Am Neujahrstag 2018 reisten der Angeklagte und die Nebenklägerin im Rahmen ihrer Flitterwochen in die Türkei. Dort kam es in der Wohnung der Großmutter des Angeklagten zu ersten - hier nicht angeklagten - erzwungenen sexuellen Handlungen des Angeklagten gegenüber der Nebenklägerin. Nach Rückkehr aus den Flitterwochen gestaltete sich die Ehe weiter problematisch; der Angeklagte schlug, demütigte und kontrollierte die Zeugin D. Er untersagte ihr jeglichen Kontakt zu männlichen Personen und kam oft spät nachts betrunken nach Hause.
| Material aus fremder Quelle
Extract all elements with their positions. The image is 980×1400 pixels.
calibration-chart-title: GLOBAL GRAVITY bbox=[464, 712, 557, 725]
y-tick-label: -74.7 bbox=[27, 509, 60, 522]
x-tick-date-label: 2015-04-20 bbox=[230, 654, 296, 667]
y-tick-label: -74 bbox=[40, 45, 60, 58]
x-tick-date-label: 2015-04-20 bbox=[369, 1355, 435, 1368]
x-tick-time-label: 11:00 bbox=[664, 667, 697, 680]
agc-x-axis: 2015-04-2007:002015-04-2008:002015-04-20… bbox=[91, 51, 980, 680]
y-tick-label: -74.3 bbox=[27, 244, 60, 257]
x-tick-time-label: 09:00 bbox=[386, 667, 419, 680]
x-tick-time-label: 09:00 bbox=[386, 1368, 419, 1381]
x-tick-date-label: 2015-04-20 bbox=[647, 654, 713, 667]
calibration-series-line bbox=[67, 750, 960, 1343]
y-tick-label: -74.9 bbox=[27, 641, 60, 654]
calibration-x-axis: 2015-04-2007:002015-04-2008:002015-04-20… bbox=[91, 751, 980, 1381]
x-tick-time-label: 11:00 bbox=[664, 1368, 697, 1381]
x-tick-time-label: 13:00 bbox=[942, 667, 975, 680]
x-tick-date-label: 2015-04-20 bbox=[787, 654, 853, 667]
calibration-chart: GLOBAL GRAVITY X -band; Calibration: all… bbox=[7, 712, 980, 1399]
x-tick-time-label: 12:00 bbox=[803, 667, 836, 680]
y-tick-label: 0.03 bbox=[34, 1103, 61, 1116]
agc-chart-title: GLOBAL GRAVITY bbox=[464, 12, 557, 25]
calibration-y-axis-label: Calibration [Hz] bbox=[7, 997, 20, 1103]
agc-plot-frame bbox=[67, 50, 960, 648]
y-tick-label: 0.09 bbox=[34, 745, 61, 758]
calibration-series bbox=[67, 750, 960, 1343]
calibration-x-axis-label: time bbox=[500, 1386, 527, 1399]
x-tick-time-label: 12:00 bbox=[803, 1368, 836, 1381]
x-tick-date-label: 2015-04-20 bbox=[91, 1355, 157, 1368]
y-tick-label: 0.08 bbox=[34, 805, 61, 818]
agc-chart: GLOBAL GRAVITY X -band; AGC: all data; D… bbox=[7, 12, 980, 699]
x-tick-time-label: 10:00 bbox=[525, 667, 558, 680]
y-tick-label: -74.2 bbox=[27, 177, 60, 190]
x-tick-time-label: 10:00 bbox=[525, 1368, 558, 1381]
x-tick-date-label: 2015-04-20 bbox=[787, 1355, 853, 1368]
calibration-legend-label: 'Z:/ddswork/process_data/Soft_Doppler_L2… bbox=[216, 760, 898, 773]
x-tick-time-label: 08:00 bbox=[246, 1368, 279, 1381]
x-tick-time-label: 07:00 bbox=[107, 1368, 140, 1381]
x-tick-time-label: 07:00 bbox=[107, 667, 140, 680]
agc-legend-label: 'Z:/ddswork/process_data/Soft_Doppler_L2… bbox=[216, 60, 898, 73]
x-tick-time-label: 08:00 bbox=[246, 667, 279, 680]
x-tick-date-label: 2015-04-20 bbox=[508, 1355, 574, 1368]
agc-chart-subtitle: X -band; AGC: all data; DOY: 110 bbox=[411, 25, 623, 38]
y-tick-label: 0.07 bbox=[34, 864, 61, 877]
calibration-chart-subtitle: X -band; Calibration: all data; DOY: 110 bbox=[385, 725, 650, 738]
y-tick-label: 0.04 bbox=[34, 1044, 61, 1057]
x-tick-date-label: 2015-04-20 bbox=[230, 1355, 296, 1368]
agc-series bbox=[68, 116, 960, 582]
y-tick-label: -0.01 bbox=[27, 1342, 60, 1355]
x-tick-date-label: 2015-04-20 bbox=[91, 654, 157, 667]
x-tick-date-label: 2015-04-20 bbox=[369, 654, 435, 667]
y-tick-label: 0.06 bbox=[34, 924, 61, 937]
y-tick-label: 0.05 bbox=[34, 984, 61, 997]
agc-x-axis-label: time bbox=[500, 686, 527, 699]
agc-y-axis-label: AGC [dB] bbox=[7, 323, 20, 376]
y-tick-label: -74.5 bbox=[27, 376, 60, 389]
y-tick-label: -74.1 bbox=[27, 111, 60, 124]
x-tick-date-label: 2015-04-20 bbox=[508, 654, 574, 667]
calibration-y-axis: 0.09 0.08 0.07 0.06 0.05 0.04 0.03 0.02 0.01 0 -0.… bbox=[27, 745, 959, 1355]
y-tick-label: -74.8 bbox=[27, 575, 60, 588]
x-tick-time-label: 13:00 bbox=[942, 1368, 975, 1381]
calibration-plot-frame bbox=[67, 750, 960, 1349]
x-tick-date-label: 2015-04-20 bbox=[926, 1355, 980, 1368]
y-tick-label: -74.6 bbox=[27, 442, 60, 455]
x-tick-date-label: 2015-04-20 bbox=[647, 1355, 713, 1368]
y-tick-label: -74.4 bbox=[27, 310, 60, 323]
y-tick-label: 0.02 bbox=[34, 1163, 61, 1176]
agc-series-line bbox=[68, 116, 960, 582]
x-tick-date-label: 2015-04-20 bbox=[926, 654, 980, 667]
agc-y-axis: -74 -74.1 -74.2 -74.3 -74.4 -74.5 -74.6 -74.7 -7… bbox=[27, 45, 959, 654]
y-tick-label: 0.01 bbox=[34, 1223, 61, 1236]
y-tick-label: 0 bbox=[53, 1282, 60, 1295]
Alsbald war die Zeugin D. schwanger, wobei die Zwillingsschwangerschaft aus medizinischer Sicht eine Risikoschwangerschaft war. Zwei Monate vor dem Geburtstermin kam es am 5. Juli 2018 vorzeitig zur Geburt mithilfe eines Kaiserschnitts. Es schloss sich ein sechswöchiger Krankenhausaufenthalt an, nachdem die Nebenklägerin nach Hause zurückkehrte. Ende August 2018 teilte sie dem Angeklagten, der hierauf schon gewartet hatte, mit, dass nach der bis dahin gebotenen Vorsicht wieder vaginaler Geschlechtsverkehr stattfinden dürfe; dies äußerte sie, obwohl sie bereits zu diesem Zeitpunkt weiteren Geschlechtsverkehr mit dem Angeklagten innerlich ablehnte.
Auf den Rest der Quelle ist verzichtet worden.